The transformed front yard from Stay Here’s Palm Springs episode
During the course of the “Palm Springs Time Machine” episode, Gorder and Lorimer are able to fix up the home by putting in a whole new kitchen, planting oh so many ficus trees, and adding new technology like state-of-the-art WiFi and noise monitors.
Where They Went in Palm Springs
The Netflix Stay Here episode sees Gorder, Lordimer, and owners Ryan and Jess make a few stops around Palm Springs. Here’s where they went:
LULU California Bistro
The episode begins with Gorder and Lordimer dining on the patio of LULU California Bistro in downtown Palm Springs.
LULU California Bistro, 200 S Palm Canyon Dr, Palm Springs, (760) 327-5858
The Stay Here hosts and owners head to grace home in the uptown design district of Palm Springs to shop for modern furniture and decor. They also spend a good amount of time appreciating an old-school photo of a Palm Springs pool party at the store that doesn’t believe in putting capital letters on their sign.

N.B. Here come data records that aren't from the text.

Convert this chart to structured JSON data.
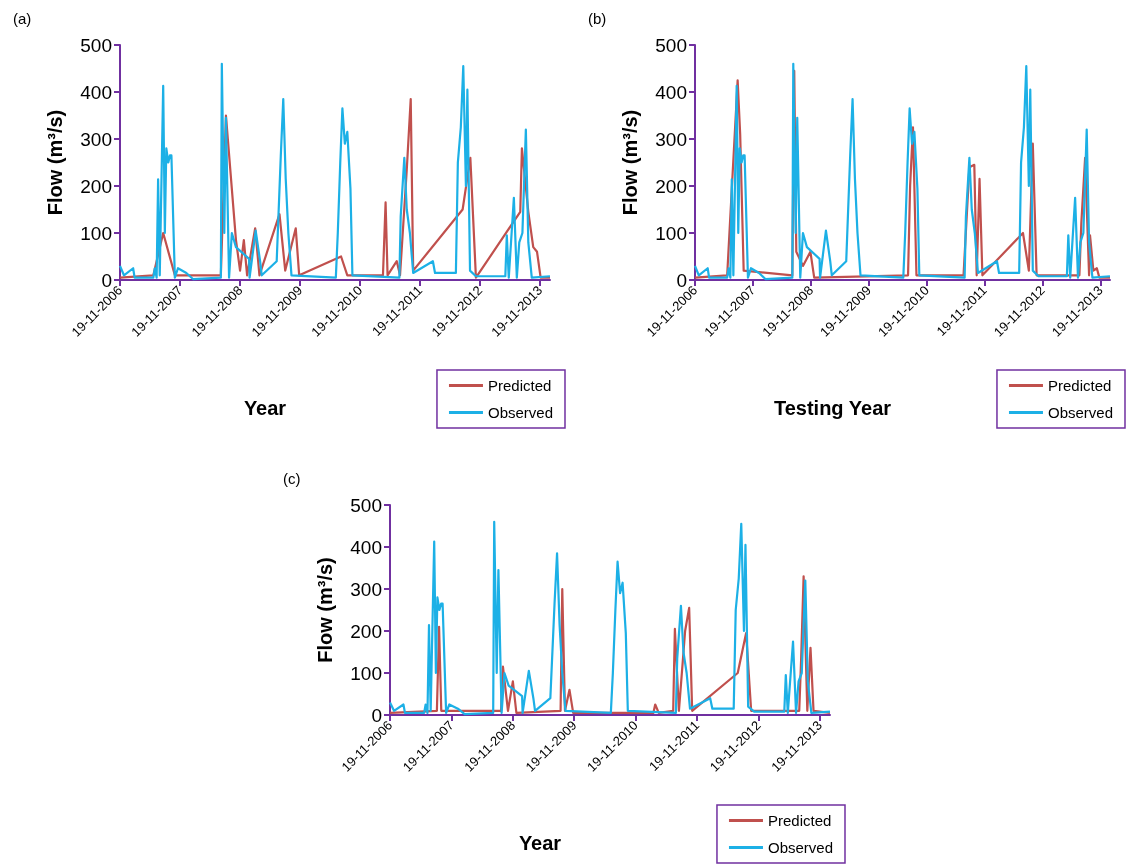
{
  "chart_data": [
    {
      "type": "line",
      "title": "(a)",
      "xlabel": "Year",
      "ylabel": "Flow (m³/s)",
      "xlim": [
        "2006-11-19",
        "2014-01-19"
      ],
      "xticks": [
        {
          "value": "2006-11-19",
          "label": "19-11-2006"
        },
        {
          "value": "2007-11-19",
          "label": "19-11-2007"
        },
        {
          "value": "2008-11-19",
          "label": "19-11-2008"
        },
        {
          "value": "2009-11-19",
          "label": "19-11-2009"
        },
        {
          "value": "2010-11-19",
          "label": "19-11-2010"
        },
        {
          "value": "2011-11-19",
          "label": "19-11-2011"
        },
        {
          "value": "2012-11-19",
          "label": "19-11-2012"
        },
        {
          "value": "2013-11-19",
          "label": "19-11-2013"
        }
      ],
      "ylim": [
        0,
        500
      ],
      "yticks": [
        0,
        100,
        200,
        300,
        400,
        500
      ],
      "legend": "bottom right",
      "marker": "none",
      "series": [
        {
          "name": "Predicted",
          "color": "#c0504d",
          "x": [
            "2006-11-19",
            "2007-06-10",
            "2007-08-09",
            "2007-10-19",
            "2008-07-25",
            "2008-08-25",
            "2008-10-25",
            "2008-11-19",
            "2008-12-12",
            "2009-01-01",
            "2009-02-19",
            "2009-03-17",
            "2009-07-17",
            "2009-08-21",
            "2009-10-24",
            "2009-11-14",
            "2010-07-27",
            "2010-09-03",
            "2011-04-08",
            "2011-04-24",
            "2011-05-06",
            "2011-07-01",
            "2011-07-21",
            "2011-08-31",
            "2011-09-24",
            "2011-10-09",
            "2012-08-05",
            "2012-09-21",
            "2012-10-25",
            "2013-07-22",
            "2013-08-01",
            "2013-09-09",
            "2013-10-09",
            "2013-11-01",
            "2013-11-23",
            "2014-01-19"
          ],
          "values": [
            5,
            10,
            100,
            10,
            10,
            350,
            85,
            20,
            85,
            10,
            110,
            10,
            140,
            20,
            110,
            10,
            50,
            10,
            10,
            165,
            10,
            40,
            10,
            235,
            385,
            20,
            150,
            260,
            5,
            145,
            280,
            145,
            70,
            60,
            5,
            5
          ]
        },
        {
          "name": "Observed",
          "color": "#1cb0e6",
          "x": [
            "2006-11-19",
            "2006-12-13",
            "2007-02-07",
            "2007-02-16",
            "2007-06-10",
            "2007-06-19",
            "2007-06-30",
            "2007-07-09",
            "2007-07-19",
            "2007-08-09",
            "2007-08-19",
            "2007-08-28",
            "2007-09-09",
            "2007-09-19",
            "2007-09-28",
            "2007-10-19",
            "2007-11-07",
            "2007-12-28",
            "2008-02-06",
            "2008-07-25",
            "2008-07-31",
            "2008-08-15",
            "2008-08-25",
            "2008-09-13",
            "2008-09-30",
            "2008-10-25",
            "2009-01-13",
            "2009-01-16",
            "2009-02-22",
            "2009-03-21",
            "2009-03-31",
            "2009-06-30",
            "2009-07-25",
            "2009-08-09",
            "2009-08-24",
            "2009-09-09",
            "2009-09-28",
            "2010-06-25",
            "2010-07-07",
            "2010-07-22",
            "2010-08-04",
            "2010-08-19",
            "2010-09-03",
            "2010-09-22",
            "2010-10-04",
            "2011-07-17",
            "2011-07-25",
            "2011-08-16",
            "2011-08-31",
            "2011-09-19",
            "2011-10-09",
            "2012-02-06",
            "2012-02-19",
            "2012-06-25",
            "2012-07-07",
            "2012-07-25",
            "2012-08-09",
            "2012-08-25",
            "2012-09-03",
            "2012-09-19",
            "2012-10-25",
            "2013-04-22",
            "2013-05-01",
            "2013-05-13",
            "2013-06-13",
            "2013-07-01",
            "2013-07-16",
            "2013-08-04",
            "2013-08-25",
            "2013-09-09",
            "2013-09-30",
            "2014-01-19"
          ],
          "values": [
            30,
            10,
            25,
            5,
            5,
            25,
            5,
            214,
            10,
            413,
            100,
            280,
            250,
            265,
            265,
            5,
            25,
            15,
            2,
            5,
            460,
            100,
            345,
            5,
            100,
            70,
            45,
            5,
            105,
            40,
            10,
            40,
            265,
            385,
            215,
            100,
            10,
            5,
            100,
            250,
            365,
            290,
            315,
            195,
            10,
            5,
            135,
            260,
            150,
            100,
            15,
            40,
            15,
            15,
            250,
            325,
            455,
            200,
            405,
            20,
            8,
            8,
            95,
            5,
            175,
            5,
            80,
            100,
            320,
            80,
            5,
            8
          ]
        }
      ]
    },
    {
      "type": "line",
      "title": "(b)",
      "xlabel": "Testing Year",
      "ylabel": "Flow (m³/s)",
      "xlim": [
        "2006-11-19",
        "2014-01-19"
      ],
      "xticks": [
        {
          "value": "2006-11-19",
          "label": "19-11-2006"
        },
        {
          "value": "2007-11-19",
          "label": "19-11-2007"
        },
        {
          "value": "2008-11-19",
          "label": "19-11-2008"
        },
        {
          "value": "2009-11-19",
          "label": "19-11-2009"
        },
        {
          "value": "2010-11-19",
          "label": "19-11-2010"
        },
        {
          "value": "2011-11-19",
          "label": "19-11-2011"
        },
        {
          "value": "2012-11-19",
          "label": "19-11-2012"
        },
        {
          "value": "2013-11-19",
          "label": "19-11-2013"
        }
      ],
      "ylim": [
        0,
        500
      ],
      "yticks": [
        0,
        100,
        200,
        300,
        400,
        500
      ],
      "legend": "bottom right",
      "marker": "none",
      "series": [
        {
          "name": "Predicted",
          "color": "#c0504d",
          "x": [
            "2006-11-19",
            "2007-06-10",
            "2007-08-15",
            "2007-08-31",
            "2007-09-22",
            "2008-07-25",
            "2008-08-06",
            "2008-08-19",
            "2008-09-30",
            "2008-11-16",
            "2008-12-10",
            "2010-07-25",
            "2010-08-07",
            "2010-08-25",
            "2010-09-16",
            "2011-07-10",
            "2011-08-16",
            "2011-09-16",
            "2011-10-01",
            "2011-10-19",
            "2011-11-06",
            "2012-07-19",
            "2012-08-25",
            "2012-09-19",
            "2012-10-13",
            "2013-07-10",
            "2013-07-22",
            "2013-08-15",
            "2013-09-09",
            "2013-09-15",
            "2013-10-06",
            "2013-10-28",
            "2013-11-13",
            "2014-01-19"
          ],
          "values": [
            5,
            10,
            425,
            310,
            20,
            10,
            445,
            60,
            30,
            60,
            5,
            10,
            200,
            325,
            10,
            10,
            240,
            245,
            10,
            215,
            10,
            100,
            20,
            290,
            10,
            10,
            120,
            260,
            10,
            95,
            20,
            25,
            5,
            5
          ]
        },
        {
          "name": "Observed",
          "color": "#1cb0e6",
          "x": [
            "2006-11-19",
            "2006-12-13",
            "2007-02-07",
            "2007-02-16",
            "2007-06-10",
            "2007-06-19",
            "2007-06-30",
            "2007-07-09",
            "2007-07-19",
            "2007-08-09",
            "2007-08-19",
            "2007-08-28",
            "2007-09-09",
            "2007-09-19",
            "2007-09-28",
            "2007-10-19",
            "2007-11-07",
            "2007-12-28",
            "2008-02-06",
            "2008-07-25",
            "2008-07-31",
            "2008-08-15",
            "2008-08-25",
            "2008-09-13",
            "2008-09-30",
            "2008-10-25",
            "2009-01-13",
            "2009-01-16",
            "2009-02-22",
            "2009-03-21",
            "2009-03-31",
            "2009-06-30",
            "2009-07-25",
            "2009-08-09",
            "2009-08-24",
            "2009-09-09",
            "2009-09-28",
            "2010-06-25",
            "2010-07-07",
            "2010-07-22",
            "2010-08-04",
            "2010-08-19",
            "2010-09-03",
            "2010-09-22",
            "2010-10-04",
            "2011-07-17",
            "2011-07-25",
            "2011-08-16",
            "2011-08-31",
            "2011-09-19",
            "2011-10-09",
            "2012-02-06",
            "2012-02-19",
            "2012-06-25",
            "2012-07-07",
            "2012-07-25",
            "2012-08-09",
            "2012-08-25",
            "2012-09-03",
            "2012-09-19",
            "2012-10-25",
            "2013-04-22",
            "2013-05-01",
            "2013-05-13",
            "2013-06-13",
            "2013-07-01",
            "2013-07-16",
            "2013-08-04",
            "2013-08-25",
            "2013-09-09",
            "2013-09-30",
            "2014-01-19"
          ],
          "values": [
            30,
            10,
            25,
            5,
            5,
            25,
            5,
            214,
            10,
            413,
            100,
            280,
            250,
            265,
            265,
            5,
            25,
            15,
            2,
            5,
            460,
            100,
            345,
            5,
            100,
            70,
            45,
            5,
            105,
            40,
            10,
            40,
            265,
            385,
            215,
            100,
            10,
            5,
            100,
            250,
            365,
            290,
            315,
            195,
            10,
            5,
            135,
            260,
            150,
            100,
            15,
            40,
            15,
            15,
            250,
            325,
            455,
            200,
            405,
            20,
            8,
            8,
            95,
            5,
            175,
            5,
            80,
            100,
            320,
            80,
            5,
            8
          ]
        }
      ]
    },
    {
      "type": "line",
      "title": "(c)",
      "xlabel": "Year",
      "ylabel": "Flow (m³/s)",
      "xlim": [
        "2006-11-19",
        "2014-01-19"
      ],
      "xticks": [
        {
          "value": "2006-11-19",
          "label": "19-11-2006"
        },
        {
          "value": "2007-11-19",
          "label": "19-11-2007"
        },
        {
          "value": "2008-11-19",
          "label": "19-11-2008"
        },
        {
          "value": "2009-11-19",
          "label": "19-11-2009"
        },
        {
          "value": "2010-11-19",
          "label": "19-11-2010"
        },
        {
          "value": "2011-11-19",
          "label": "19-11-2011"
        },
        {
          "value": "2012-11-19",
          "label": "19-11-2012"
        },
        {
          "value": "2013-11-19",
          "label": "19-11-2013"
        }
      ],
      "ylim": [
        0,
        500
      ],
      "yticks": [
        0,
        100,
        200,
        300,
        400,
        500
      ],
      "legend": "bottom right",
      "marker": "none",
      "series": [
        {
          "name": "Predicted",
          "color": "#c0504d",
          "x": [
            "2006-11-19",
            "2007-08-25",
            "2007-09-07",
            "2007-09-20",
            "2008-09-10",
            "2008-09-21",
            "2008-10-21",
            "2008-11-19",
            "2008-12-10",
            "2009-08-30",
            "2009-09-09",
            "2009-09-25",
            "2009-10-22",
            "2009-11-13",
            "2011-03-05",
            "2011-03-16",
            "2011-04-06",
            "2011-07-01",
            "2011-07-11",
            "2011-08-04",
            "2011-09-10",
            "2011-10-04",
            "2011-10-22",
            "2012-07-19",
            "2012-09-07",
            "2012-10-07",
            "2013-07-20",
            "2013-07-31",
            "2013-08-15",
            "2013-09-06",
            "2013-09-25",
            "2013-10-13",
            "2014-01-19"
          ],
          "values": [
            5,
            10,
            210,
            10,
            10,
            115,
            10,
            80,
            5,
            10,
            300,
            10,
            60,
            5,
            5,
            25,
            5,
            10,
            205,
            10,
            200,
            255,
            10,
            100,
            195,
            10,
            10,
            130,
            330,
            10,
            160,
            10,
            5
          ]
        },
        {
          "name": "Observed",
          "color": "#1cb0e6",
          "x": [
            "2006-11-19",
            "2006-12-13",
            "2007-02-07",
            "2007-02-16",
            "2007-06-10",
            "2007-06-19",
            "2007-06-30",
            "2007-07-09",
            "2007-07-19",
            "2007-08-09",
            "2007-08-19",
            "2007-08-28",
            "2007-09-09",
            "2007-09-19",
            "2007-09-28",
            "2007-10-19",
            "2007-11-07",
            "2007-12-28",
            "2008-02-06",
            "2008-07-25",
            "2008-07-31",
            "2008-08-15",
            "2008-08-25",
            "2008-09-13",
            "2008-09-30",
            "2008-10-25",
            "2009-01-13",
            "2009-01-16",
            "2009-02-22",
            "2009-03-21",
            "2009-03-31",
            "2009-06-30",
            "2009-07-25",
            "2009-08-09",
            "2009-08-24",
            "2009-09-09",
            "2009-09-28",
            "2010-06-25",
            "2010-07-07",
            "2010-07-22",
            "2010-08-04",
            "2010-08-19",
            "2010-09-03",
            "2010-09-22",
            "2010-10-04",
            "2011-07-17",
            "2011-07-25",
            "2011-08-16",
            "2011-08-31",
            "2011-09-19",
            "2011-10-09",
            "2012-02-06",
            "2012-02-19",
            "2012-06-25",
            "2012-07-07",
            "2012-07-25",
            "2012-08-09",
            "2012-08-25",
            "2012-09-03",
            "2012-09-19",
            "2012-10-25",
            "2013-04-22",
            "2013-05-01",
            "2013-05-13",
            "2013-06-13",
            "2013-07-01",
            "2013-07-16",
            "2013-08-04",
            "2013-08-25",
            "2013-09-09",
            "2013-09-30",
            "2014-01-19"
          ],
          "values": [
            30,
            10,
            25,
            5,
            5,
            25,
            5,
            214,
            10,
            413,
            100,
            280,
            250,
            265,
            265,
            5,
            25,
            15,
            2,
            5,
            460,
            100,
            345,
            5,
            100,
            70,
            45,
            5,
            105,
            40,
            10,
            40,
            265,
            385,
            215,
            100,
            10,
            5,
            100,
            250,
            365,
            290,
            315,
            195,
            10,
            5,
            135,
            260,
            150,
            100,
            15,
            40,
            15,
            15,
            250,
            325,
            455,
            200,
            405,
            20,
            8,
            8,
            95,
            5,
            175,
            5,
            80,
            100,
            320,
            80,
            5,
            8
          ]
        }
      ]
    }
  ]
}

Grace Home Furnishings, 1001 N Palm Canyon Dr, Palm Springs, (760) 904-6337
Mr. Lyons Streakhouse in Palm Springs
A table for five is set at the steakhouse for Gorder, Lordimer, Ryan, Jess, and Mike (no last name given) who represents Acme House Company, a Palm Springs vacation home rental company – who is stoked about how preserved the home is. He reassures the homeowners that there probably won’t be any problems renting their place out as people who rent it watch a video and a concierge meets them when they check in to make sure they are who they say they are. Mike also says that the company has had just two issues with rentals but nothing at “armageddon” level.
Mr. Lyons Steakhouse, 233 E Palm Canyon Dr, Palm Springs, (760) 327-1551
Where is this house?
The home is in the Twin Palms Neighborhood of Palm Springs and is located at 2055 South Joshua Tree Place.
How Do I Rent the Home?
Ahh yes, the whole reason you came to this post – because you want to party like it’s 1969. Well, here’s the deal:
We looked all over the website for Acme House Company and though there were a lot of other homes in the area are featured in the listings, the “Palm Springs Time Machine” was not one of them.
So Cactus Hugs reached out to Acme and were told that the house is awaiting approval for a permit from the city of Palm Springs to be a short-term vacation rental. Acme said that once approved, the home will be included in their listings. But wait, after our phone call to Acme, we found this…
Update: Looks like the place has its own website and its showing as allowing rentals now. A three-night minimum is required. Rates for the place are $1,000 nightly, $7,000 weekly, and, you guessed it, $30,000 monthly. There is also a $250 cleaning charge.